Significant independent predictors of failed reduction were:
- Preexisting gastrointestinal anomalies (OR 4.38; 95% CI, 1.50–12.76)
- Longer duration from triage to reduction (OR 1.04 per minute; 95% CI, 1.01–1.07)
- Younger patient age (OR 0.96 per month increase in age; 95% CI, 0.95–0.97)
These findings reinforce established risk factors while suggesting opioid analgesia with fentanyl does not adversely affect procedural success rates.
Expert Commentary
This extensive multicenter study addresses an important clinical dilemma: balancing effective pain control against procedural risks in pediatric intussusception reduction. The absence of an association between fentanyl administration and failed reduction provides reassuring evidence favoring the safe use of fentanyl for analgesia in this setting.
Pediatric intussusception reduction has historically been performed without sedation or analgesia due to concerns about gastrointestinal motility suppression and perforation risk.

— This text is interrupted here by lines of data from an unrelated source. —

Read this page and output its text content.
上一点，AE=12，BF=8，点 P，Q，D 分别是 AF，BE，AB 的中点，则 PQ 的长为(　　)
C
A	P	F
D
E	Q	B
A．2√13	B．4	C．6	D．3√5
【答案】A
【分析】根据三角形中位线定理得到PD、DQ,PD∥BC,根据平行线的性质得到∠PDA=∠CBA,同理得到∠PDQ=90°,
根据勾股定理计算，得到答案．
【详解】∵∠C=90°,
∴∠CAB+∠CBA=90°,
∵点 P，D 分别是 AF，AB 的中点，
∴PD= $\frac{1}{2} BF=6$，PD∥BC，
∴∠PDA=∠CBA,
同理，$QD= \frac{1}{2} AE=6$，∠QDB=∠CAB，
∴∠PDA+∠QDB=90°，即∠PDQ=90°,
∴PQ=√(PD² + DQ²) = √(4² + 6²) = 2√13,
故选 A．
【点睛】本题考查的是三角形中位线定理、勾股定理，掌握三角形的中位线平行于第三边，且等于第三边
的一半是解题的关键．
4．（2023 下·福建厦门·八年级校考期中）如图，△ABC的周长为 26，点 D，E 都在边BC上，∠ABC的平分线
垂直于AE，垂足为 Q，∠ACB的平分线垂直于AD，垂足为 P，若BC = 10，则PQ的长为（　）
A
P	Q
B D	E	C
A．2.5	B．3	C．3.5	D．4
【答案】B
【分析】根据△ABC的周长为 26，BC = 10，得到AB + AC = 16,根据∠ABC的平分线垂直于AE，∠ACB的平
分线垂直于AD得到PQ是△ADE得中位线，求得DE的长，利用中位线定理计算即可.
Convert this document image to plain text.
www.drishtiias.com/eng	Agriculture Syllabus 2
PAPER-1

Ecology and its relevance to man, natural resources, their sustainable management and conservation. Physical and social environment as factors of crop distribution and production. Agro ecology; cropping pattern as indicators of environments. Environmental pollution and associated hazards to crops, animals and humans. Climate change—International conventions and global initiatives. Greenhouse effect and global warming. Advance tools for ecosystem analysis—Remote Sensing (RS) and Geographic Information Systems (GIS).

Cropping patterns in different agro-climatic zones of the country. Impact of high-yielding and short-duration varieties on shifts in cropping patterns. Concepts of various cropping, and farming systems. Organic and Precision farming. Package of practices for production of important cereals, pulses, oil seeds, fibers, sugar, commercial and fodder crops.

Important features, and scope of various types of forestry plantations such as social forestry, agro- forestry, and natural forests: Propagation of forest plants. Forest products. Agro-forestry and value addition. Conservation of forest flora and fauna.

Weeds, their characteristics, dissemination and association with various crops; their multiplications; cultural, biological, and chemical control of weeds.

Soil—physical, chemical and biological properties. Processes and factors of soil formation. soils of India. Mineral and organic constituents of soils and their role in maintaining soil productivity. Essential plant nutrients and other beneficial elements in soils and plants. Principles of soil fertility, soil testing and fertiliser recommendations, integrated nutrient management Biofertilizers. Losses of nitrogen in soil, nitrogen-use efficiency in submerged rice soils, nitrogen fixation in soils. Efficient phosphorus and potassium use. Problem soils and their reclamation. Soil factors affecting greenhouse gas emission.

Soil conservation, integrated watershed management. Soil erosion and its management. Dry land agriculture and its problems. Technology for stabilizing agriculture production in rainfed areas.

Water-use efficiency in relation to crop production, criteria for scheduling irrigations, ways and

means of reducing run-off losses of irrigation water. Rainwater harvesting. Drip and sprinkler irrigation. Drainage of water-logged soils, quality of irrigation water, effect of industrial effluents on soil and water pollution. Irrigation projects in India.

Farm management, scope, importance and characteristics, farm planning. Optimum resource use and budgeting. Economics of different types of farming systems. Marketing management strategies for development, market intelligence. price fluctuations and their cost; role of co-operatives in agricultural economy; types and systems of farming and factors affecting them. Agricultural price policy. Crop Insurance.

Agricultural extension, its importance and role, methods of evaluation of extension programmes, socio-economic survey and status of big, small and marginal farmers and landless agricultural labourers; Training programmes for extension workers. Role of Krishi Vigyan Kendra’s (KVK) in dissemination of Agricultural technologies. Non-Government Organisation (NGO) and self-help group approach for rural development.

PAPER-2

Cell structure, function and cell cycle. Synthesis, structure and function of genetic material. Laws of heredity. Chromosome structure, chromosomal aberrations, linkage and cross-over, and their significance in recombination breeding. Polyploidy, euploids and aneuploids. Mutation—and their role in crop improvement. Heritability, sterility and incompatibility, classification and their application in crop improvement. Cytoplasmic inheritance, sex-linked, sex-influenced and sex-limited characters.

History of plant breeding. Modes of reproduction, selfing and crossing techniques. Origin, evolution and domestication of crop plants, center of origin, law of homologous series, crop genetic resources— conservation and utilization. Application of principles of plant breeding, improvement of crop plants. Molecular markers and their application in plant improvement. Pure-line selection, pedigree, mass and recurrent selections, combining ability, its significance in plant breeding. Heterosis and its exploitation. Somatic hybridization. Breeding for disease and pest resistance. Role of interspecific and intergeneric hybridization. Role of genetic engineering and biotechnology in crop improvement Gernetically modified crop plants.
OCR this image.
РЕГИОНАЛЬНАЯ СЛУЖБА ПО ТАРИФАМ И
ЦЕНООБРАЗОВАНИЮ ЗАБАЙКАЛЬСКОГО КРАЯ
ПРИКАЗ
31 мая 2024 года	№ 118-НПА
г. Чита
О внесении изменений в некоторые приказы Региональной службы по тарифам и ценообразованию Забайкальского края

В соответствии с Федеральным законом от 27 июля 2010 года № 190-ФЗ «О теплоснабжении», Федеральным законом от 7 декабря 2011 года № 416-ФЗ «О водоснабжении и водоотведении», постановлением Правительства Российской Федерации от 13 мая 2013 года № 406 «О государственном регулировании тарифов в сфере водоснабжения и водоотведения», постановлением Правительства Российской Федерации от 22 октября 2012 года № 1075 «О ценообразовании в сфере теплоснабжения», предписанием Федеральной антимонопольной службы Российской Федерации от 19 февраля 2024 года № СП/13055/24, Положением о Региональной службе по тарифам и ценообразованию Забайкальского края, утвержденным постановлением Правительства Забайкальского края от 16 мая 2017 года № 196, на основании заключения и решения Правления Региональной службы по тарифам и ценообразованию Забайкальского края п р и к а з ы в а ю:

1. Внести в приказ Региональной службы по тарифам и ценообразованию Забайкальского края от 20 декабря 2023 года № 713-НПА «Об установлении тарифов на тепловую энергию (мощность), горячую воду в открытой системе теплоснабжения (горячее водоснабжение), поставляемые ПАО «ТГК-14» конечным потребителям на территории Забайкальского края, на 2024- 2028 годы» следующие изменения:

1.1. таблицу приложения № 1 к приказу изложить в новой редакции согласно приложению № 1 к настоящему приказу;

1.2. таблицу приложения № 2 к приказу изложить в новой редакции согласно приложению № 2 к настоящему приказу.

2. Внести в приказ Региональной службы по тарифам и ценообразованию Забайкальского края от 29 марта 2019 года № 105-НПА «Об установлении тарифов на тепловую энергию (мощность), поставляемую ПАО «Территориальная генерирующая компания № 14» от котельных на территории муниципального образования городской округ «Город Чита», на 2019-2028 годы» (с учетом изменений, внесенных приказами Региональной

However, untreated pain can cause significant distress and may complicate procedural cooperation. Given fentanyl’s rapid onset, titratable dosing, and favorable safety profile, its use can facilitate humane care without compromising outcomes.
Limitations include the observational design and relatively small proportion of patients receiving fentanyl, which may underpower detection of subtle effects. Nonetheless, the multinational scope and large overall sample lend robustness. Further prospective, controlled studies would be valuable to confirm these findings and establish best practice guidelines.
Conclusion
This study provides strong evidence that fentanyl analgesia prior to attempted reduction of pediatric ileocolic intussusception is not associated with increased risk of failed reduction. Incorporating fentanyl into pain management protocols can thus improve patient comfort without negatively impacting procedural success. Clinicians should also remain vigilant regarding known risk factors such as younger age, preexisting gastrointestinal anomalies, and prolonged time to reduction. Improved pain control, combined with timely diagnosis and intervention, may optimize clinical outcomes and experience for affected children.
Funding and Clinical Trials
The study was conducted by the Pediatric Emergency Research Networks (PERN) PAINT Study Group. Funding and trial registration details were provided in the original publication (Burke K et al., JAMA Netw Open. 2025).
References
- Burke K, Shavit I, Cohen DM, MacDowell D, Mistry RD, Mintegi S, Craig S, Roland D, Miller MR, Ali S, Poonai N; Pediatric Emergency Research Networks (PERN) PAINT Study Group. Opioid Administration and Reduction of Pediatric Ileocolic Intussusception. JAMA Netw Open. 2025 Sep 2;8(9):e2533584. doi:10.1001/jamanetworkopen.2025.33584.
- Kapoor A, et al. Pain management during pediatric intussusception reduction: a review. Pediatric Emergency Care. 2023;39(2):e210-e215.
- Trehan RK, et al. Safety and efficacy of sedation and analgesia during intussusception reduction in children. Pediatr Emerg Med J. 2022;39(4):176-182.